The Fund is structured as a fiscal investment institution (fiscale beleggingsinstelling, or ‘FII’) within the meaning of Article 28 of the Dutch Corporate Income Tax Act 1969 (Wet op de vennootschapsbelasting 1969). An FII is subject to Dutch corporate income tax at a rate of 0%, provided that certain requirements are met regarding the Fund’s distribution of profits, its activities, leverage and shareholders.
An FII is obliged to distribute its distributable profit annually within eight (8) months after the end of the relevant fiscal year (doorstootverplichting). The distributable profit generally only includes current income (dividends, interest and rental income). The (realised and unrealised) gains on securities and the realised gains on all other investments (including real estate), which are added to a so-called reinvestment reserve (herbeleggingsreserve), are not included in the distributable profit.
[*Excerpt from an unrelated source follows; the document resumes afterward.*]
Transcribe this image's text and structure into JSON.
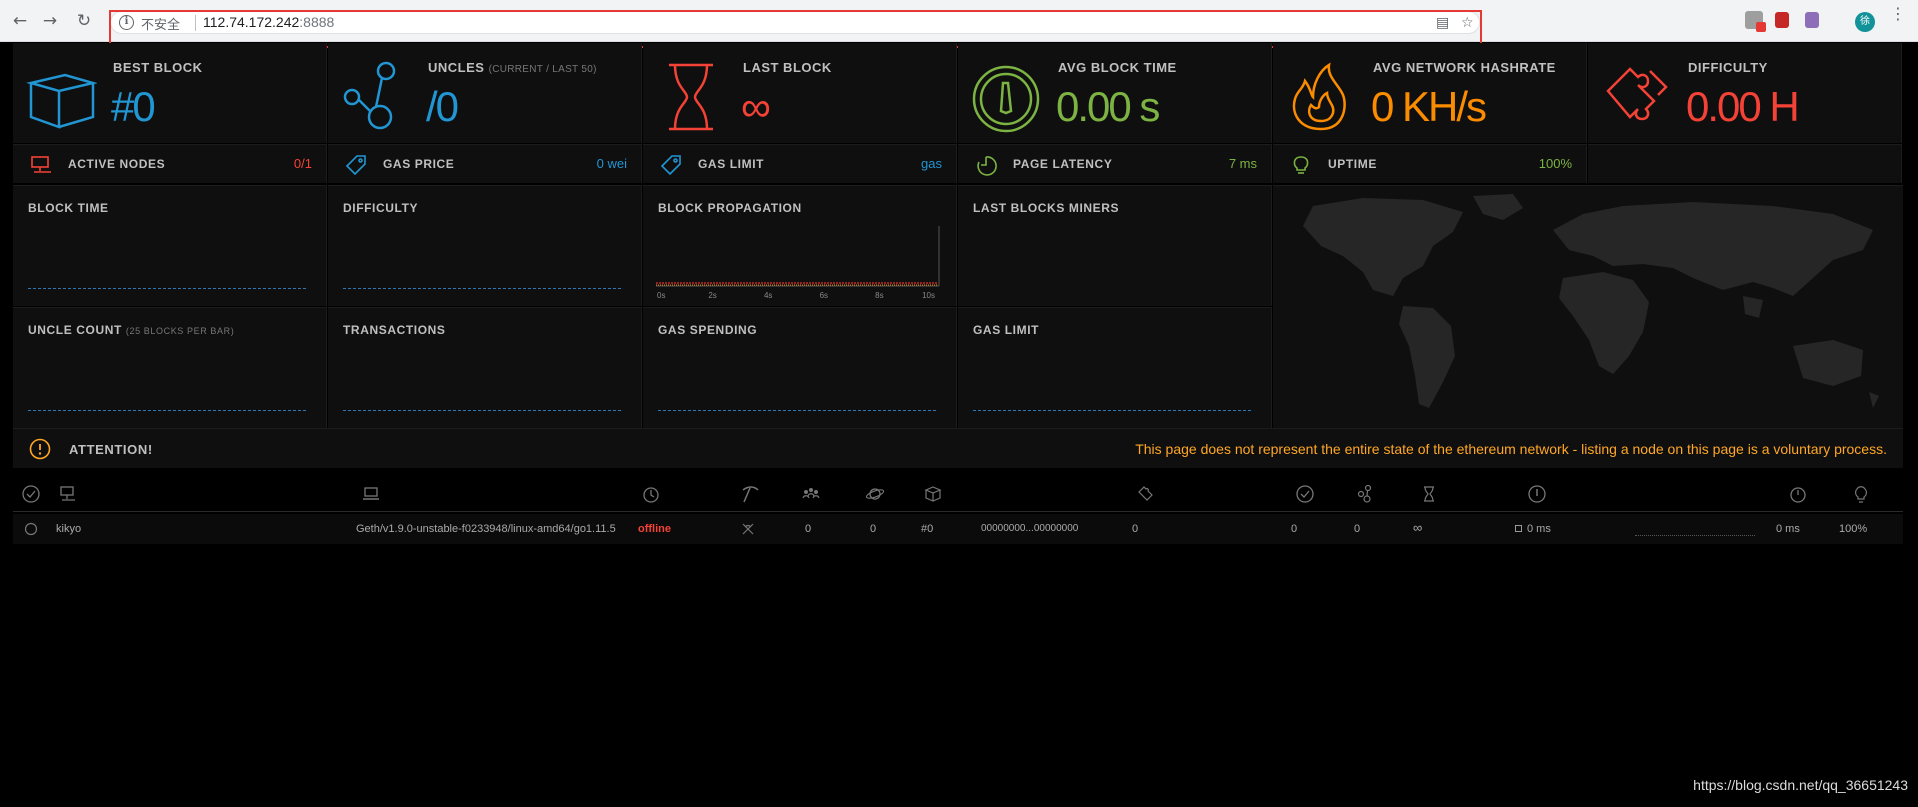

An FII is obliged to be engaged exclusively in portfolio investment activities, i.e. it may not (partly) conduct an active trade or business. Whether an activity is characterised as a portfolio investment activity or as a business activity for Dutch tax purposes depends on all the relevant facts and circumstances. Additional rules apply for real estate development activities related to the FII’s own real estate portfolio. In this respect, an FII may engage in development activities for its own real estate portfolio, provided that the property development is carried out within a taxable subsidiary that carries out the development activities on behalf of the FII. Improvements to existing properties do not qualify as development activities provided that the capital expenditure is less than 30% of the value of the property as determined by the Dutch Valuation of Immovable Property Act (Wet waardering onroerende zaken) prior to the improvements.
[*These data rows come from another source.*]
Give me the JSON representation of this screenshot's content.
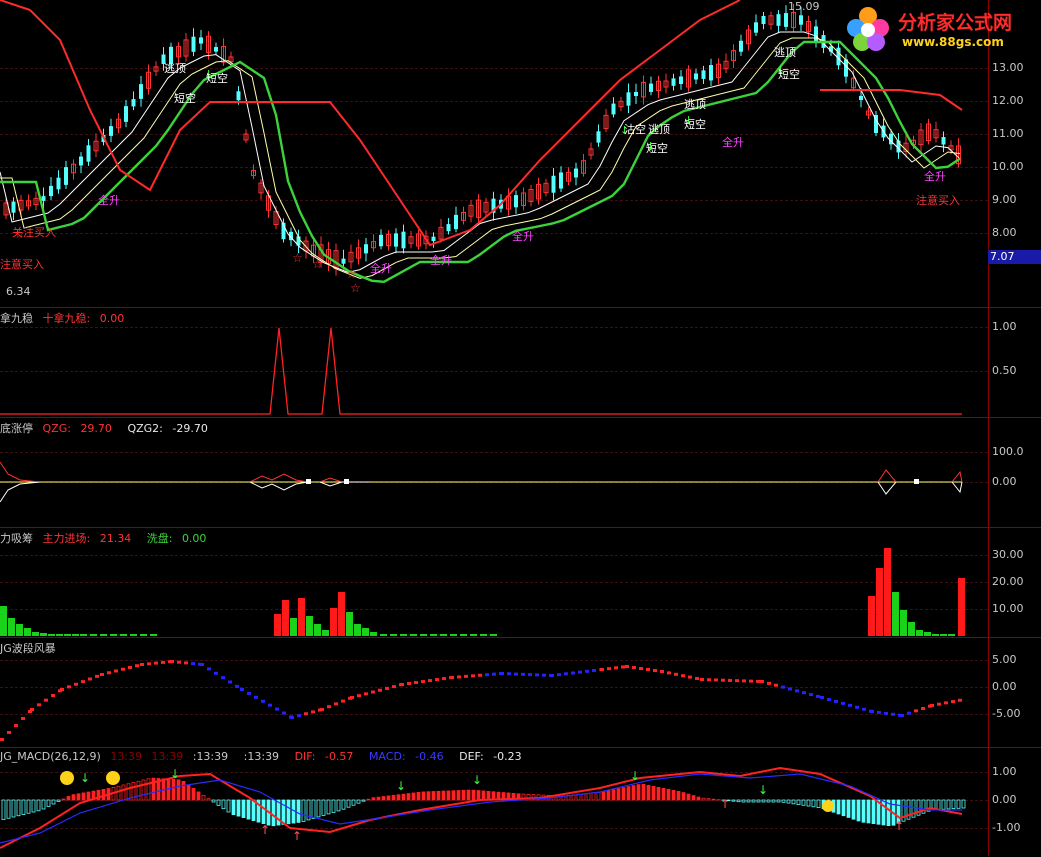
{
  "main": {
    "price_high_label": "15.09",
    "price_low_label": "6.34",
    "current_price": "7.07",
    "axis_ticks": [
      "13.00",
      "12.00",
      "11.00",
      "10.00",
      "9.00",
      "8.00"
    ],
    "signals": {
      "escape_top": "逃顶",
      "short_empty": "短空",
      "full_rise": "全升",
      "attention_buy": "关注买入",
      "caution_buy": "注意买入",
      "big_empty": "沽空"
    }
  },
  "logo": {
    "title": "分析家公式网",
    "url": "www.88gs.com"
  },
  "panel1": {
    "title": "拿九稳",
    "series_label": "十拿九稳:",
    "series_value": "0.00",
    "ticks": [
      "1.00",
      "0.50"
    ]
  },
  "panel2": {
    "title": "底涨停",
    "qzg_label": "QZG:",
    "qzg_value": "29.70",
    "qzg2_label": "QZG2:",
    "qzg2_value": "-29.70",
    "ticks": [
      "100.0",
      "0.00"
    ]
  },
  "panel3": {
    "title": "力吸筹",
    "main_label": "主力进场:",
    "main_value": "21.34",
    "wash_label": "洗盘:",
    "wash_value": "0.00",
    "ticks": [
      "30.00",
      "20.00",
      "10.00"
    ]
  },
  "panel4": {
    "title": "JG波段风暴",
    "ticks": [
      "5.00",
      "0.00",
      "-5.00"
    ]
  },
  "panel5": {
    "title": "JG_MACD(26,12,9)",
    "time1": "13:39",
    "time2": "13:39",
    "time3": "13:39",
    "time4": "13:39",
    "dif_label": "DIF:",
    "dif_value": "-0.57",
    "macd_label": "MACD:",
    "macd_value": "-0.46",
    "def_label": "DEF:",
    "def_value": "-0.23",
    "ticks": [
      "1.00",
      "0.00",
      "-1.00"
    ]
  },
  "colors": {
    "up": "#ff3333",
    "down": "#54ffff",
    "bg": "#000000",
    "axis": "#8b0000",
    "green": "#3cd23c",
    "blue": "#2323ff"
  }
}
An FII may finance its investments with debt up to a maximum of 60% of the fiscal book value of the real estate property, plus 20% of the fiscal book value of all other investments.
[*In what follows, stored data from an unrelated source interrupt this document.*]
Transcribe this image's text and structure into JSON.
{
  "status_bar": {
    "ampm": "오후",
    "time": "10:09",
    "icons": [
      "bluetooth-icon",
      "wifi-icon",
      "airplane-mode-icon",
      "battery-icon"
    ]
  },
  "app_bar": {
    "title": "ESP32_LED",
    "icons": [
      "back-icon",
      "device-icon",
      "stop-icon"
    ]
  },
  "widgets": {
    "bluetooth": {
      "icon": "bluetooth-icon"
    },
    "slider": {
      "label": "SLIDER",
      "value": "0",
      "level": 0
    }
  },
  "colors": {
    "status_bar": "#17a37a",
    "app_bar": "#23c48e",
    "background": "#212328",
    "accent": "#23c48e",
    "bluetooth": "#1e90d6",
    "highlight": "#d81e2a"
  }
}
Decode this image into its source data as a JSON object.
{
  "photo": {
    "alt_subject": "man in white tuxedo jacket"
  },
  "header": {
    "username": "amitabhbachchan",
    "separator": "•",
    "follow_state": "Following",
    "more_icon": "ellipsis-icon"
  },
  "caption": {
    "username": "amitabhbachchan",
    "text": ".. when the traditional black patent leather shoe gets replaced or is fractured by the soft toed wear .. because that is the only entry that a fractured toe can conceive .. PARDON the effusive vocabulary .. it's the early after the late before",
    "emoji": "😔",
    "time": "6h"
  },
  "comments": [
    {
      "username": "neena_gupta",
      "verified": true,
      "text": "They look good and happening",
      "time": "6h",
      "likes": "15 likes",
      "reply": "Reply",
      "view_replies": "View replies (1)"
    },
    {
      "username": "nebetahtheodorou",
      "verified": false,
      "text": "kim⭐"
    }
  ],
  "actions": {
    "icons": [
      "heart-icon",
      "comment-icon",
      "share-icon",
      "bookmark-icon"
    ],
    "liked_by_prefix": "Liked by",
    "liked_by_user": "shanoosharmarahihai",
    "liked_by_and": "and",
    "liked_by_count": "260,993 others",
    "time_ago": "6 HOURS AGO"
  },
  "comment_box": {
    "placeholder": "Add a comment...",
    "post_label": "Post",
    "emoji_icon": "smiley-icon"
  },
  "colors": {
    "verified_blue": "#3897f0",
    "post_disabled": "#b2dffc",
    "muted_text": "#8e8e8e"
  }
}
To qualify as an FII, at least 75% of the Fund must be owned by:
- Entities that are not liable for profit tax and the profits of which are not taxed at the level of the beneficiaries
- Entities that are exempt from profit tax and the profits of which are not taxed at the level of the beneficiaries
- Listed/regulated FIIs
It is also prohibited for entities resident in the Netherlands to collectively own an interest of 25% or more in the Fund through one or more mutual funds or corporate entities not resident in the Netherlands with a capital divided into shares; and no single individual may own an interest of 5% or more.
The Office Fund met the requirements of an FII in 2014. The effective tax rate was therefore 0%.